I wonder, if they are really only concerned about trust, will accepting external PRs but never giving commit access to external contributors work for them?
Of course, if they are also concerned about the quality of external PRs then that does not help.
This project gets a lot of publicity for the product it has to show (which, as far as I know, is effectively still inexistent).
curious what the "did the pipeline actually do what we think" story looks like now.
"green" and "the right artifact exists" drift apart faster than expected with more automation. exit code wasn't enough for us — had to make the output file the thing that proves a run happened.
I see this as the slow death of OpenSource.

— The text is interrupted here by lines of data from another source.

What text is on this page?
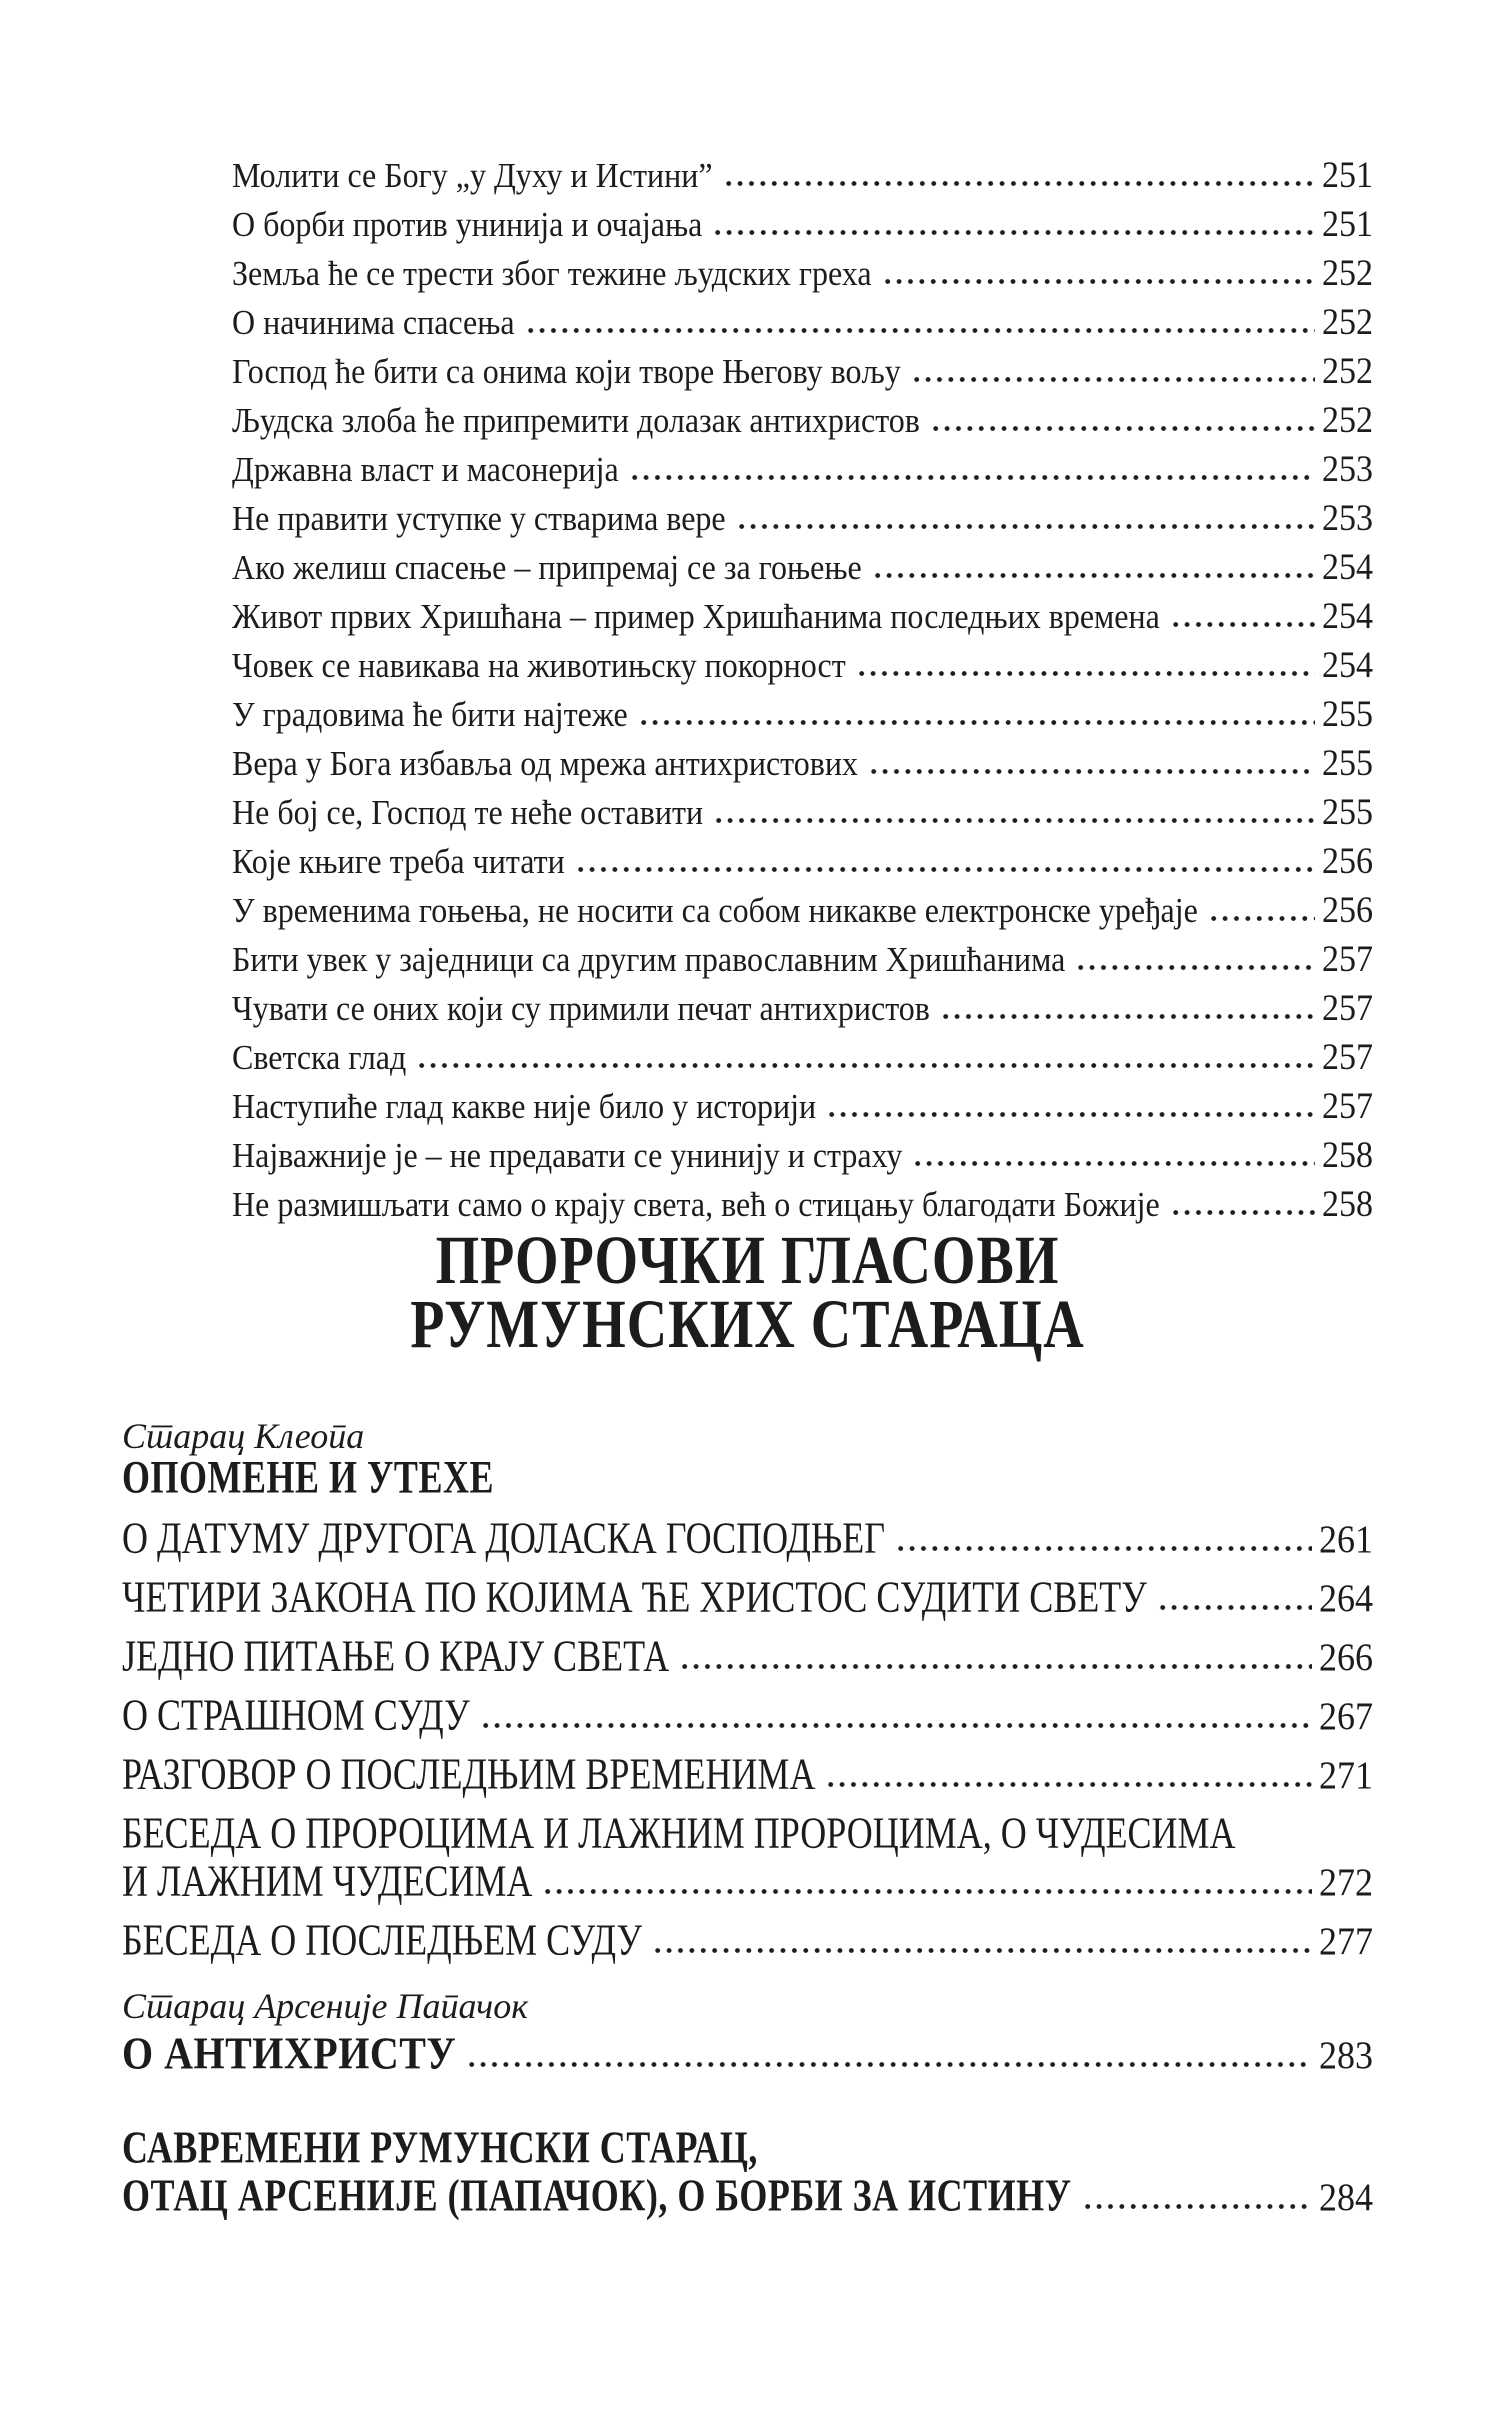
Молити се Богу „у Духу и Истини”	251
О борби против унинија и очајања	251
Земља ће се трести због тежине људских греха	252
О начинима спасења	252
Господ ће бити са онима који творе Његову вољу	252
Људска злоба ће припремити долазак антихристов	252
Државна власт и масонерија	253
Не правити уступке у стварима вере	253
Ако желиш спасење – припремај се за гоњење	254
Живот првих Хришћана – пример Хришћанима последњих времена	254
Човек се навикава на животињску покорност	254
У градовима ће бити најтеже	255
Вера у Бога избавља од мрежа антихристових	255
Не бој се, Господ те неће оставити	255
Које књиге треба читати	256
У временима гоњења, не носити са собом никакве електронске уређаје	256
Бити увек у заједници са другим православним Хришћанима	257
Чувати се оних који су примили печат антихристов	257
Светска глад	257
Наступиће глад какве није било у историји	257
Најважније је – не предавати се унинију и страху	258
Не размишљати само о крају света, већ о стицању благодати Божије	258
ПРОРОЧКИ ГЛАСОВИ
РУМУНСКИХ СТАРАЦА
Старац Клеопа
ОПОМЕНЕ И УТЕХЕ
О ДАТУМУ ДРУГОГА ДОЛАСКА ГОСПОДЊЕГ	261
ЧЕТИРИ ЗАКОНА ПО КОЈИМА ЋЕ ХРИСТОС СУДИТИ СВЕТУ	264
ЈЕДНО ПИТАЊЕ О КРАЈУ СВЕТА	266
О СТРАШНОМ СУДУ	267
РАЗГОВОР О ПОСЛЕДЊИМ ВРЕМЕНИМА	271
БЕСЕДА О ПРОРОЦИМА И ЛАЖНИМ ПРОРОЦИМА, О ЧУДЕСИМА
И ЛАЖНИМ ЧУДЕСИМА	272
БЕСЕДА О ПОСЛЕДЊЕМ СУДУ	277
Старац Арсеније Папачок
О АНТИХРИСТУ	283
САВРЕМЕНИ РУМУНСКИ СТАРАЦ,
ОТАЦ АРСЕНИЈЕ (ПАПАЧОК), О БОРБИ ЗА ИСТИНУ	284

It’s controversial to say, and I may be downvoted, but I’ll share this as a pov: OSS is essentially giving away our work for free. Did that ever really make sense? If it does, why don’t graphic designers give their work away for free? Why don’t authors do that? UX designers?
It’s a very peculiar thing to us nerds.
And the strangest thing is, we may have unwittingly built the data source required to make our skills redundant, as models are trained on the work we gave away for free.
I think this is an interesting narrative.
I've been looking a lot at Godot (another big open source project) PRs lately, and there's been kind of a surge of wholy ai-generated PRs (both code and description). This is agains project-policy, so people creating these PRs usually get mildly told off. What's surprising is that while many submitters take that fairly well, some people get really indignant, essentially calling the maintainers ungrateful.
It's kinda surprising to me that even the people who are all in on ai haven't internalized that there's no inherent value in producing a big lump of code. They've massively decreased the work they put in but still expect the same pre-ai reaction/gratitude when submitting a big PR.